14 Aug 14 26 Aug 14

Iraq: Huge healthcare needs for people fleeing Islamic State violence

Over 200,000 people have fled heavy fighting between the Islamic State (IS) and Kurdish forces in Sinjar, Iraq, and other areas of Kurdistan.

For some Iraqis, this is the second or third time they have been displaced by violence. Many have arrived in Kurdistan, where Médecins Sans Frontières/Doctors Without Borders (MSF) has been working for two years. Our teams are now helping the new arrivals.

“The local Kurdish people were the first responders,” says Dr Chiara Lepora, MSF’s Programme Manager for Iraq.

“They were the first to provide assistance to all displaced people who entered Kurdistan. Many of those displaced fled from Mosul and its surroundings when violence erupted there in June and July.

“Some are fleeing for the second time, having first fled the violence in Anbar province to take refuge in Mosul.”

Bombing and emergency healthcare

In mid-June, our teams opened mobile clinics for internally displaced people (IDPs) in west Kurdistan. These clinics stopped when the IDP populations fled last week in anticipation of attacks.

The mosque in the town of Bashiqa – a location of one of our mobile clinics – was bombed on 8th August, after the IDPs had left the site.

The MSF team has since reorganised and, on 12th August, set up a clinic in Baharka camp, north of Erbil. Over 2,400 people are currently in the camp, with the population increasing quickly as another 200 families are expected to arrive today.

“There are emergency needs in terms of sanitation, shelter, and non-food items such as hygiene kits,” says Dr Lepora.

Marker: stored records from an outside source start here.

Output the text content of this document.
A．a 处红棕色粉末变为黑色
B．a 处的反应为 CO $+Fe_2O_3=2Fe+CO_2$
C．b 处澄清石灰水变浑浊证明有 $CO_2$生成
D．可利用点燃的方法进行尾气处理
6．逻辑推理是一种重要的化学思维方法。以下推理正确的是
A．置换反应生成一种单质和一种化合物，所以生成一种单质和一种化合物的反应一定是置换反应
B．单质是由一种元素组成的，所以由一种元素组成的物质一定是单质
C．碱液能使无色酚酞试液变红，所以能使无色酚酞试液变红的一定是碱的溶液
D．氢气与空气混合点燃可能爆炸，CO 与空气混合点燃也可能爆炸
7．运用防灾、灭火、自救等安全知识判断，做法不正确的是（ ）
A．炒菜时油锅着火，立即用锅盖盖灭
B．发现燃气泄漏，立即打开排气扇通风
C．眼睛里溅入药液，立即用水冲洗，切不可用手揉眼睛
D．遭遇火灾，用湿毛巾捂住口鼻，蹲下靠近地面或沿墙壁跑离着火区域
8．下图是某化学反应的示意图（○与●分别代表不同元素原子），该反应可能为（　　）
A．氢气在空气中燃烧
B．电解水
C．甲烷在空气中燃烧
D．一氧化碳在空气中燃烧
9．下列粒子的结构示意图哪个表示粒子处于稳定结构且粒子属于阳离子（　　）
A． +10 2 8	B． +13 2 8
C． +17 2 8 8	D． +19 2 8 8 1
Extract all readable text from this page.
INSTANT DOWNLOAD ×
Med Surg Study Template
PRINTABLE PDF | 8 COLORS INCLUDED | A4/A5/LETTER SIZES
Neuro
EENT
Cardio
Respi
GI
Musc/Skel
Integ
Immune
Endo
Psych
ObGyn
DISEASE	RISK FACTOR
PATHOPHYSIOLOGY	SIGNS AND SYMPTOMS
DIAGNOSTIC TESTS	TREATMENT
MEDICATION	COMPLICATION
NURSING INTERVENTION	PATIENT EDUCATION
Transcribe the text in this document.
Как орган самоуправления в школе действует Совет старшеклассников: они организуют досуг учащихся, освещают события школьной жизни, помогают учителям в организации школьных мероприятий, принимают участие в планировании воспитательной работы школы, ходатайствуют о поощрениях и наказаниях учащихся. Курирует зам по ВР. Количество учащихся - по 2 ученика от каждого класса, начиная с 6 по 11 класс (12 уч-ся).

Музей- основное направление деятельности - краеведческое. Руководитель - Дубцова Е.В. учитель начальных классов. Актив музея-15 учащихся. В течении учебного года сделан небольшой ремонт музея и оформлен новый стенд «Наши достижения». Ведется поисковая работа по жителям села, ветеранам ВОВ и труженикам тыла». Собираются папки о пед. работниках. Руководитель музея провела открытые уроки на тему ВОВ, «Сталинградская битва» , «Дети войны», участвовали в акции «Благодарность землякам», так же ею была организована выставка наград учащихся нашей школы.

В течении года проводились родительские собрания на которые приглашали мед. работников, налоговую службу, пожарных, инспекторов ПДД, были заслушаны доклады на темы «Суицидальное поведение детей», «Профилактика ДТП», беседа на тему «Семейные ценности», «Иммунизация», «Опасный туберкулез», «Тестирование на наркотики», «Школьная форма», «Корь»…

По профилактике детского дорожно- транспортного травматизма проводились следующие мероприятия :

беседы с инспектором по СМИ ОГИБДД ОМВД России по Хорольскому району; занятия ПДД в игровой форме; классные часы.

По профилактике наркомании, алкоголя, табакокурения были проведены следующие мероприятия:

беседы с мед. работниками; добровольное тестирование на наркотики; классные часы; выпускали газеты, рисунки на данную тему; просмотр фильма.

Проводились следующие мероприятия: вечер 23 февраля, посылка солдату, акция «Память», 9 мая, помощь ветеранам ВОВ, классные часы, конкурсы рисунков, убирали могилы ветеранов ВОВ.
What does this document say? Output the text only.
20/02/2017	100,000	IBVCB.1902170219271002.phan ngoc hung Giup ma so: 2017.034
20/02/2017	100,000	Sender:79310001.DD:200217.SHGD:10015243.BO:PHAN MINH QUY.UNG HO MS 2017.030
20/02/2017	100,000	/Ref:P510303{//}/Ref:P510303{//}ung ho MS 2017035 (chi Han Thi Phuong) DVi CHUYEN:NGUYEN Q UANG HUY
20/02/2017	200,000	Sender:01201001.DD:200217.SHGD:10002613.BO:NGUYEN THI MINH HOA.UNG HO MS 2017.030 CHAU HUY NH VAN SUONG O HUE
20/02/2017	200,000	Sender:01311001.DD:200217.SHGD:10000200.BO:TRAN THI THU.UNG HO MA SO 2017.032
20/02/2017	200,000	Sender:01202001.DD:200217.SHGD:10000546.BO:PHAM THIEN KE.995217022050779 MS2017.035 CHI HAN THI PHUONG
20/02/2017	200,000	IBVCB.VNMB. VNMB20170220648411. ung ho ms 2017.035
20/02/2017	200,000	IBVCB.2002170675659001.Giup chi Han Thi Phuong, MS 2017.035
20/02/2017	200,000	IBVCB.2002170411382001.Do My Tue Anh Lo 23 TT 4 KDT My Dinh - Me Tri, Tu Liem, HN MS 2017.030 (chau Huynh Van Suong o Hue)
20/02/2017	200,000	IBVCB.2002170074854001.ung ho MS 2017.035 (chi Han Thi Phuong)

“Our teams speak of the fear in the eyes of the displaced people, especially those who had to leave places where they had once taken refuge.”


Medical support

MSF continues to assess the needs in and around Erbil and has visited Erbil Hospital and the neighbourhood of Ainkawa, where hundreds of displaced families have sought refuge in a church compound. We are ready to provide medical support and have a medical team on standby.

Our teams are also responding to the flow of thousands of Iraqi refugees from Sinjar crossing the border into Syria, by running a number of mobile clinics on both sides of the border and ensuring emergency referrals through ambulances for severe cases.

We have also been distributing food and water, with the help of a local relief organisation, at three transit points on the way to the border crossing with Syria. These refugees have been exposed to particularly difficult circumstances and have suffered greatly before reaching any type of humanitarian assistance.

Hundreds of thousands of displaced people

The recent influx to Kurdistan comes on top of hundreds of thousands of internally displaced Iraqis, as well as 230,000 Syrian refugees already in the region, overwhelming a previously efficient health system.

MSF has been working in Domeez refugee camp since May 2012 and in Kawargosk and Darashakran camps since October 2013, providing health services and psychological care to Syrian refugees.

“Media today are focusing on some minorities who are suffering greatly,” says Dr Lepora.

“We also cannot ignore the plight of other populations, trapped in the conflict in Ninewa, as well as in Anbar Province to the west of Baghdad, where violence has led to the displacement of half a million people, and left many trapped with no access to health care and basic services.”

Despite the ongoing conflict in Iraq, which has made it very difficult for humanitarian organisations to work in the country, MSF is striving to provide medical care to the Iraqi people.

MSF has worked continuously in Iraq since 2006, in various locations in the north and south of the country.

In order to ensure its independence, MSF does not accept funding from any government, religious committee or international agency for its programs in Iraq, and relies solely on private donations from the general public around the world to carry out its work.

MSF currently employs over 300 staff in Iraq.